Catholicism in Italy
Roman Catholicism has been a point of unification for Italy, and its influence on society remains very publicly visible. There are thousands of churches in the country and over 900 in Rome alone. The Catholic Church’s statistics indicate that 96% of Italians were baptised as Catholic (Cheney, 2005). Though this figure does not reflect the number of current/active members, it demonstrates how the Catholic tradition is culturally dominant in life events (e.g. birth, death, marriage). The creed of the Catholic Church has significantly shaped the culture and social attitudes of Italians over time. Many devout Catholics consider the Pope to be the ultimate source of leadership and advice.
As a branch of Christianity, Catholicism believes in the doctrine of God as the ‘Holy Trinity’, consisting of the Father, the Son and the Holy Spirit. For the typical Italian, life is marked by seminal Catholic moments, such as baptism, first communion, confirmation and marriage. These rites of passage mark key turning points throughout one’s lifetime.

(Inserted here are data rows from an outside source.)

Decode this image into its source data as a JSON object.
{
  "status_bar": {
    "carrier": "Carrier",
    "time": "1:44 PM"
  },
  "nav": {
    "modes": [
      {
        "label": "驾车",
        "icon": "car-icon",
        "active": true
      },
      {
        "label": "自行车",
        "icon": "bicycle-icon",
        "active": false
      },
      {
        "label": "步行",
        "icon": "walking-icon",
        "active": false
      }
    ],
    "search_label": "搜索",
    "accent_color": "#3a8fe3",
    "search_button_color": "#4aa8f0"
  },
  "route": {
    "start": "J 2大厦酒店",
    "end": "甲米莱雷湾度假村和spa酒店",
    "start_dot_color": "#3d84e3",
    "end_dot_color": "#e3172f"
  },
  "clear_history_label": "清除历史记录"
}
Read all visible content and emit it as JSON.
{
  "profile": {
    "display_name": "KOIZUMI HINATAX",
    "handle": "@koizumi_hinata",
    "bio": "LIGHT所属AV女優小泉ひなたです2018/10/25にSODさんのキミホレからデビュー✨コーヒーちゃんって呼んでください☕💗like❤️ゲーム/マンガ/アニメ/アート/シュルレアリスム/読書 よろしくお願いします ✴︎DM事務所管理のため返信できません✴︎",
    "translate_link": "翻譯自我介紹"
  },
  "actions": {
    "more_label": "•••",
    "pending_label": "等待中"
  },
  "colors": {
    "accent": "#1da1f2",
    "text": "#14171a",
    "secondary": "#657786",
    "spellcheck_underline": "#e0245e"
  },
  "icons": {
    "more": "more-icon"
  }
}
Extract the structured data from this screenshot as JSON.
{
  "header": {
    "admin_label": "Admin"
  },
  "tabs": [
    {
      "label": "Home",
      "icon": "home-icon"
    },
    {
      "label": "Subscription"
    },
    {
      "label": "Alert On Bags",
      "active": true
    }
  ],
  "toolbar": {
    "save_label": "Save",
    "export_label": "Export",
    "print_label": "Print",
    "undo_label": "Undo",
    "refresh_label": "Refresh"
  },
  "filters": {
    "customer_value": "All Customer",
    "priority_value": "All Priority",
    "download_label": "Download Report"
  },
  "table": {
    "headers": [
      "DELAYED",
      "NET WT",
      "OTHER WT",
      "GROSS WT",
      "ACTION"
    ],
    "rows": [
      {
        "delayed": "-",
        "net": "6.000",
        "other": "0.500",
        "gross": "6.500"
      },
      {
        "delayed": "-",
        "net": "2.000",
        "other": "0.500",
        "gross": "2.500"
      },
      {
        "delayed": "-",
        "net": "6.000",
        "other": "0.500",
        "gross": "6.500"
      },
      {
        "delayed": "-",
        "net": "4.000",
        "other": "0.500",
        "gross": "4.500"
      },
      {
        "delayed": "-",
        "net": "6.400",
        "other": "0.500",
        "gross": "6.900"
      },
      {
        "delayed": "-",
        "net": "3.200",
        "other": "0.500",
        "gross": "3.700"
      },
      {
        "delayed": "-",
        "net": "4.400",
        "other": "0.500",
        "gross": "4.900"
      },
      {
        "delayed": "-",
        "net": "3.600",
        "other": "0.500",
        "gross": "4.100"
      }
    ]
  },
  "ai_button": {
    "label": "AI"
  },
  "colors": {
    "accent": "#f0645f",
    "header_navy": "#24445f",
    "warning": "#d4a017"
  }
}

Some Italians may attend a service called Mass that is performed by a priest on Sunday. Those in Australia may prefer to go to a parish that has an Italian priest; there are many missionary priests that have taken it upon themselves to attend to the spiritual needs of Italian migrants overseas. Older Italians may pray using rosary beads while reciting Hail Marys and the Lord’s prayer. Some Italians may donate part of their salary to Catholic charities that perform community services. People may also have Christian iconography in their homes, such as pictures of Jesus and the Virgin Mary (commonly referred to as ‘Madonna’ in Italy).